As you know, I was supposed to meet my father the 10 of July. I didn’t really expect him to come (as he had never responded to my cards) and so wasn’t really disappointed at first. Then I thought I would give him “another chance“ and propose him another meeting, in case he had some good reason not to come that day. So I went on sending my cards, proposing him another meeting the 1st of July. Some days later, I received a letter from him. I didn’t dare opening it alone but realized later there hadn’t been any reason to fear. The letter was really nice and telling me that he hadn’t been in his flat for a long time so that he hadn’t but discovered the following day that I had wanted to meet him the day before. He also wrote that he was terribly frightened of a meeting with me but that he would like to see me anyway. I tried to phone him immediately (as he had written me his telephone number) but he wasn’t at home. I then decided to write back a long letter as I had so many things on my heart but failed because of the lack of time. So I just continued to send my cards (to his permanent address), but wanting to phone him to get assured of the 1st of July and also that it would be easier to talk to him after having talked to each other on the telephone after such a long time (about 9 years).

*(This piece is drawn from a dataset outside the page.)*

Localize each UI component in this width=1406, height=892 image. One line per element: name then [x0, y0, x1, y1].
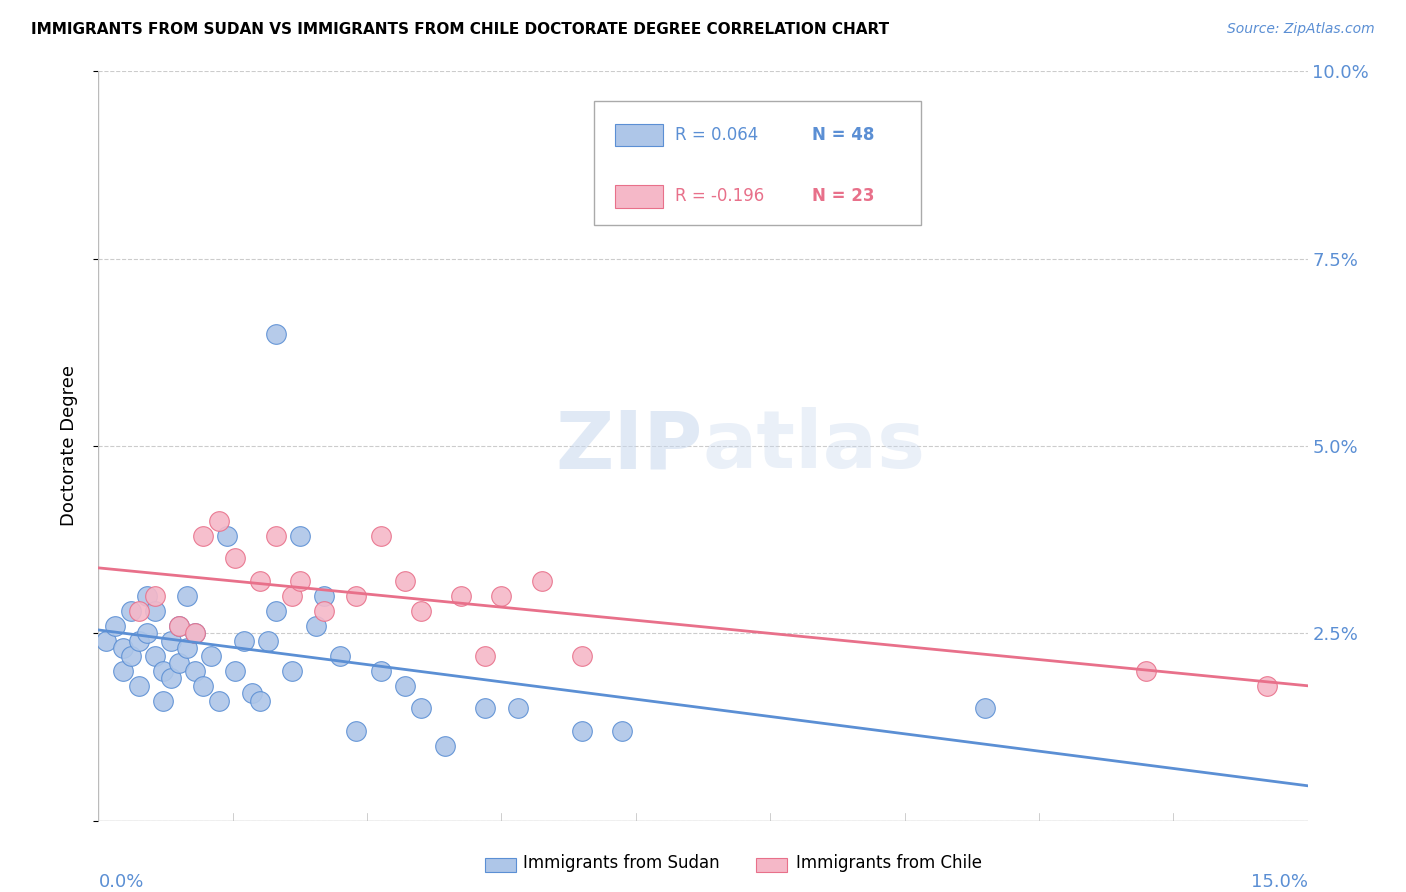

So time passed by and nothing happened. This morning I got up late (as I only have evening services now !) and I had intended to commit this day totally to the Lord, looking forward to a time of extended prayer and Bible study. After some time of Bible reading and prayer, I felt that the way opened to phone my father. You know, I don’t like phoning people very much, especially if there is an inconvenient reason. But I now I felt I could do it with God’s help. So I prayed some more and asked God for His strength and wisdom as I would talk to my father. Then I rang him up and this time he was at home. He picked up the receiver and said, “Wintoch ?“ I said, “Who is speaking there ?“ (I didn’t recognize the voice.) He said, “Wintoch“ I said, “Wolfgang ?“ (That’s his first name.) He said, “Yes.“ I said, “That’s Claudia speaking.“ I heard a kind of emotional shock on the other end. I myself was really in God’s arm as I talked and wasn’t really nervous. I just wanted to talk to him a bit but obviously he tried to finish the conversation as quickly as possible. I asked him whether it’s okay for him to meet next Saturday and he agreed. So he said, “See you on Saturday and then we’ll talk.“ and that was it more or less. Afterwards, I felt feelings of fear coming up. We hadn’t recognized each other’s voices, I had realized his language being unfamiliar and had felt like talking to a stranger. Nine years ago when we had met, I had been shocked by his appearance and his way so that I didn’t want to see him again. What if it will be the same next Saturday ? What if I will feel rejection towards him ? What if I won’t like him ? What if I won’t like to talk to him ? What if I won’t like to see him again ? On the other hand I have been waiting and praying for that day for such a long time, since my conversion. So I trust God that He will hold me in my arms and give me the love I need. Please, please, pray for these things ! Pray for God that he will give me extra-strength and love and that He will be so close to me ! Please pray for me while I’m meeting my father. I would appreciate that very much. Right now, there are these anxious thoughts in my mind, after having phoned with my father. I trust God that everything will work out for my and my father’s best and praise him for having made this meeting possible. I know that He will answer all your prayers. Thank you for praying for me the

1st of July, from 3 pm on

The Lord bless you and reward you richly for your care and concern. You’ll get my “News from Vienna 8“ soon (although I still don’t have the financial means).